If you're interested, Crystal Falls does hold a Humungus Fungus Fest (www.humungusfungusfest.com) each August. Organizers cook a 10-foot-diameter pizza covered in mushrooms, which seems a rather cruel way to honor their most famous citizen.
Rte. 2, Crystal Falls, MI 49920
Hours: Visible in summer
Directions: "South of town near the Wisconsin border."
Flying along US Highway 41 south of Daggett you might be shocked when you spot a cow with cherry-red lipstick raising her blue dress to flash her udder at passing vehicles. Whatever you do, don't throw any beads — it just encourages that sort of unseemly behavior.
The painted fiberglass statue is just part of what's going on at Tom Wangerin Excavating. There's also a statue of a giant hotdog squirting ketchup on his head, two bright purple grain silos, and a miniature Little Cedar River Railroad that loops an artificial pond. None of it is open to the public but instead serves as a jovial advertisement for Tom's excavation business.
Tom Wangerin Excavating, N9273 US Hwy. 41, Daggett, MI 49821
Phone: (906) 753-4415
Hours: Always visible; view from road
Directions: On Rte. 41 at the south end of town.
As a pet owner, it never hurts to plan ahead. Understanding that Fluffy burns up seven years of life for every one of yours, you should probably expect her to head for that big doghouse in the sky before you do. Shouldn't she go out in style?
As the Hoegh Pet Casket Company reminds us, "People bury people because they have to. People bury pets because they want to." And if you want to, Hoegh offers a modest selection of coffins for your pet burial needs — seven sizes in a variety of colors, even camo, all tastefully displayed in the company's Gladstone showroom. And out back in the model cemetery you can see how Hoegh's photo-metal headstones withstand the elements ... better than Fluffy, apparently! (The minicaskets can also be used for amputated limbs.)
If they can't sell you a coffin on compassion alone, the folks here want to remind you of two important points, one legal and one theological: "Burying pets in the backyard is against the law," and "If Christ had a dog, he would have followed Him to the cross." Think about it.
311 Delta Ave., PO Box 311, Gladstone, MI 48837
Phone: (906) 428-2151
Hours: Monday-Friday 8:30 AM-3 PM
Directions: Railway Ave. east to Superior Ave., east to Delta Ave.

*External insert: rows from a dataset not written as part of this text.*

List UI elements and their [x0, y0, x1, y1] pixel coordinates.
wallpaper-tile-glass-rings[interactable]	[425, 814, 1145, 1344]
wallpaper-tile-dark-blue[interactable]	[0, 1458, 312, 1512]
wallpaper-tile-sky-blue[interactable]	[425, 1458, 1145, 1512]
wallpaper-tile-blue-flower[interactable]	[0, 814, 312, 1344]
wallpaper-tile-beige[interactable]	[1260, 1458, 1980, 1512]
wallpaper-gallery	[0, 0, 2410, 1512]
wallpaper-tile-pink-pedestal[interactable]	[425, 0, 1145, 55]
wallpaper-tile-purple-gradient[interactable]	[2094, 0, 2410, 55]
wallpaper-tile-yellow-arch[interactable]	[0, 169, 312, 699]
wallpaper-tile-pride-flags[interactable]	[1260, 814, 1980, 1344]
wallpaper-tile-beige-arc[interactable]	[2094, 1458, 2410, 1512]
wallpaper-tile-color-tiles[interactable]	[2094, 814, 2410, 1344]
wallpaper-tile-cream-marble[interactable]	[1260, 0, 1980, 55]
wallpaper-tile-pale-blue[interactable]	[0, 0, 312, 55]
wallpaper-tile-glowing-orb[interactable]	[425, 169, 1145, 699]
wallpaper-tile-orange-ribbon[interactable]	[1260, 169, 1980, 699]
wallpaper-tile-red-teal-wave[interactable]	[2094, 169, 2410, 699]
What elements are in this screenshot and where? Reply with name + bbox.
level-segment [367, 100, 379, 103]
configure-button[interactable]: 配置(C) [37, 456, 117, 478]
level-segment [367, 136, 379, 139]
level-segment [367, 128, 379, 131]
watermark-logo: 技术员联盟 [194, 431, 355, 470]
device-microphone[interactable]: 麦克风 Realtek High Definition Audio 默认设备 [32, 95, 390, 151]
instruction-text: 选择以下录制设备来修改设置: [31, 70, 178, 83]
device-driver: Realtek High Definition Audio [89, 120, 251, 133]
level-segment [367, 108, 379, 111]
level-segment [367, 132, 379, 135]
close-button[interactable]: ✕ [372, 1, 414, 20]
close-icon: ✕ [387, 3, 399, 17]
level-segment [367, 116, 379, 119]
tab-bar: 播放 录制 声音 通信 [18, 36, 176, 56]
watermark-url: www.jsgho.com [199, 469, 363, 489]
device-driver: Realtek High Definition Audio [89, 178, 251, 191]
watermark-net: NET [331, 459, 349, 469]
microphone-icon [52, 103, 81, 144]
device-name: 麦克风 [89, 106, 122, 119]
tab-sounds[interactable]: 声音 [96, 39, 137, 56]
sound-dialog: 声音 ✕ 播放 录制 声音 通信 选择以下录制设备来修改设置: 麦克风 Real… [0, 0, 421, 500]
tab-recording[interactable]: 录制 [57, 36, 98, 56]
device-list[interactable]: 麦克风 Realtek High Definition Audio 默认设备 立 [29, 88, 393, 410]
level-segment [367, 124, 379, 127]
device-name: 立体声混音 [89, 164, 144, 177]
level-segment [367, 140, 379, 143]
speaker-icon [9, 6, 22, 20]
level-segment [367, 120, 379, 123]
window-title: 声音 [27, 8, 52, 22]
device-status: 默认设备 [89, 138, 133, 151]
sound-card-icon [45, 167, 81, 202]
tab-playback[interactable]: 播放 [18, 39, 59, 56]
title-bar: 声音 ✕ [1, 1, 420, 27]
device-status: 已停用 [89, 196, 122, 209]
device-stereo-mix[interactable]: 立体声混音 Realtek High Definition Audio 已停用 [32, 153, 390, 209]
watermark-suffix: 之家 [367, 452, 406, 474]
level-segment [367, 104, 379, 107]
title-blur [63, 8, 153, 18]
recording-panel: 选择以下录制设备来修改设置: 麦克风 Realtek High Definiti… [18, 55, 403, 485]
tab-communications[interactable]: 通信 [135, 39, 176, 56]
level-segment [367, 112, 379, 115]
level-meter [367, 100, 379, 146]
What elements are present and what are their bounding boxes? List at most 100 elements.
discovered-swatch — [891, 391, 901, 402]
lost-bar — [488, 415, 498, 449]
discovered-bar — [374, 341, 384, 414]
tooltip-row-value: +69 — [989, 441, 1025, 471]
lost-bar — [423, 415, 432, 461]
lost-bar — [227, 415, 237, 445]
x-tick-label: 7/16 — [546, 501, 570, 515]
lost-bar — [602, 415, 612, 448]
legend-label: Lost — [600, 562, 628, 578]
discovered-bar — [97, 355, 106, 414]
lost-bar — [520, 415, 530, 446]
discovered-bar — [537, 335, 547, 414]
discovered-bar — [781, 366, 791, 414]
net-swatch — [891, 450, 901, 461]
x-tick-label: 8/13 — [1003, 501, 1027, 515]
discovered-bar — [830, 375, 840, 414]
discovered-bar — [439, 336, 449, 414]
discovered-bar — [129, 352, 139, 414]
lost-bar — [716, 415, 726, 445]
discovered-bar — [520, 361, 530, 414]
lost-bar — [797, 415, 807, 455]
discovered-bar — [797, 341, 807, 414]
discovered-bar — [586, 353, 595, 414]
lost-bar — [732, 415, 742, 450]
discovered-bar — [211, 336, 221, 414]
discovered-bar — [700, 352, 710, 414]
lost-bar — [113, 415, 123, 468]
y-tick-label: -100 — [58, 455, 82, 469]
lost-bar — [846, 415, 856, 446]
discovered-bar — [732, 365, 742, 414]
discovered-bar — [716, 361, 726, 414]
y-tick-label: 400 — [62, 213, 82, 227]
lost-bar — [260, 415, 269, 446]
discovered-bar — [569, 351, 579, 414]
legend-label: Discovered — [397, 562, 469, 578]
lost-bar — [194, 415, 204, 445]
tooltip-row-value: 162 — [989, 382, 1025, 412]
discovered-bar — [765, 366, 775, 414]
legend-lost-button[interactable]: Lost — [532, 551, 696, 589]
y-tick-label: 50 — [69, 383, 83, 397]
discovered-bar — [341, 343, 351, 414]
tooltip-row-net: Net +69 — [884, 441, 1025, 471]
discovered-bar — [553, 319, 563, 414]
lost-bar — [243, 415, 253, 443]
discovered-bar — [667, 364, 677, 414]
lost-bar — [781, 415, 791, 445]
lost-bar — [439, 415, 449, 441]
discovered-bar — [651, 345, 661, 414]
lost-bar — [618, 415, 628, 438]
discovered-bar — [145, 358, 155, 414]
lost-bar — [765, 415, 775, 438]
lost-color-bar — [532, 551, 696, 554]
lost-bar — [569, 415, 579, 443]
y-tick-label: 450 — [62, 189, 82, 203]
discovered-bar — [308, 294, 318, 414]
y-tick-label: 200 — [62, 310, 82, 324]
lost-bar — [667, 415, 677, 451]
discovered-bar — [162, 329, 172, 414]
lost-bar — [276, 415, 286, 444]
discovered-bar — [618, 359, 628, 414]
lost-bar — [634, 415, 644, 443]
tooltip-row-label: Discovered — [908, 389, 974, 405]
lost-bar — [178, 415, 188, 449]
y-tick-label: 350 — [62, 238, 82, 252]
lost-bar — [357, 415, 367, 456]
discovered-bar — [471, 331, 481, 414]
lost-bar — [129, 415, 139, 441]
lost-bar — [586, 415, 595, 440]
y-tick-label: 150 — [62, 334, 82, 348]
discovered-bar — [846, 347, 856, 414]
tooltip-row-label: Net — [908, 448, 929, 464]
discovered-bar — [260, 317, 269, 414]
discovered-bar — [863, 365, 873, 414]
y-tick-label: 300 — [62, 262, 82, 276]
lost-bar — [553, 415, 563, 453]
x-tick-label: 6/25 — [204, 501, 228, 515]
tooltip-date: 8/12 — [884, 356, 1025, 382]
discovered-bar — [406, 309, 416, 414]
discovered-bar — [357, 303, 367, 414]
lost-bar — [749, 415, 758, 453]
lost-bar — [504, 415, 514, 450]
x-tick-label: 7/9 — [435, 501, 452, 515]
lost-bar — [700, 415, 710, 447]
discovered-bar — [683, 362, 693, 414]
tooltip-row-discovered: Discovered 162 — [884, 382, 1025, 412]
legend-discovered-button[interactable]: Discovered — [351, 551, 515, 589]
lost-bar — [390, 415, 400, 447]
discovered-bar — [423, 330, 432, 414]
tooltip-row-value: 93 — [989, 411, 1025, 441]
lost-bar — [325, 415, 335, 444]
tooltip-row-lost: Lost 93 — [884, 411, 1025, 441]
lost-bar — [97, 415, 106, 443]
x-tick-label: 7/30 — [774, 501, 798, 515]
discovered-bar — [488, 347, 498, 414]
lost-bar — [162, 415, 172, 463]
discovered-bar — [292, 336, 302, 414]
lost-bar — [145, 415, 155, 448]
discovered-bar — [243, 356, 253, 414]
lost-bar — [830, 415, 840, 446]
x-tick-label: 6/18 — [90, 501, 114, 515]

Gitche Gumee Agate and History Museum
If you like rocks — I mean really like rocks — you need to make the trek to this small museum. Where a big-city natural history museum might have a larger collection with more impressive specimens, the Gitche Gumee Agate and History Museum captures the love of geology as told by three generations of rock hounds.
Axel Niemi founded the place in his home in 1954, where he would sing and tell stories about his rock finds for visitors. In 1990 Niemi sold the place to Ronald Marshall, who years earlier Niemi had taught to play cribbage. And finally, in 1998, Marshall sold it to Karen Ann Brzys. The pair had shared a bond after Brzys wrote a poem about the museum titled "Perspective."
Brzys refurbished the building and combined her many years' worth of rocks and minerals to make the impressive collection you see today. Browse the display cases, ask as many questions as you have, or better yet, bring your own rock finds and Brzys will help you identify them.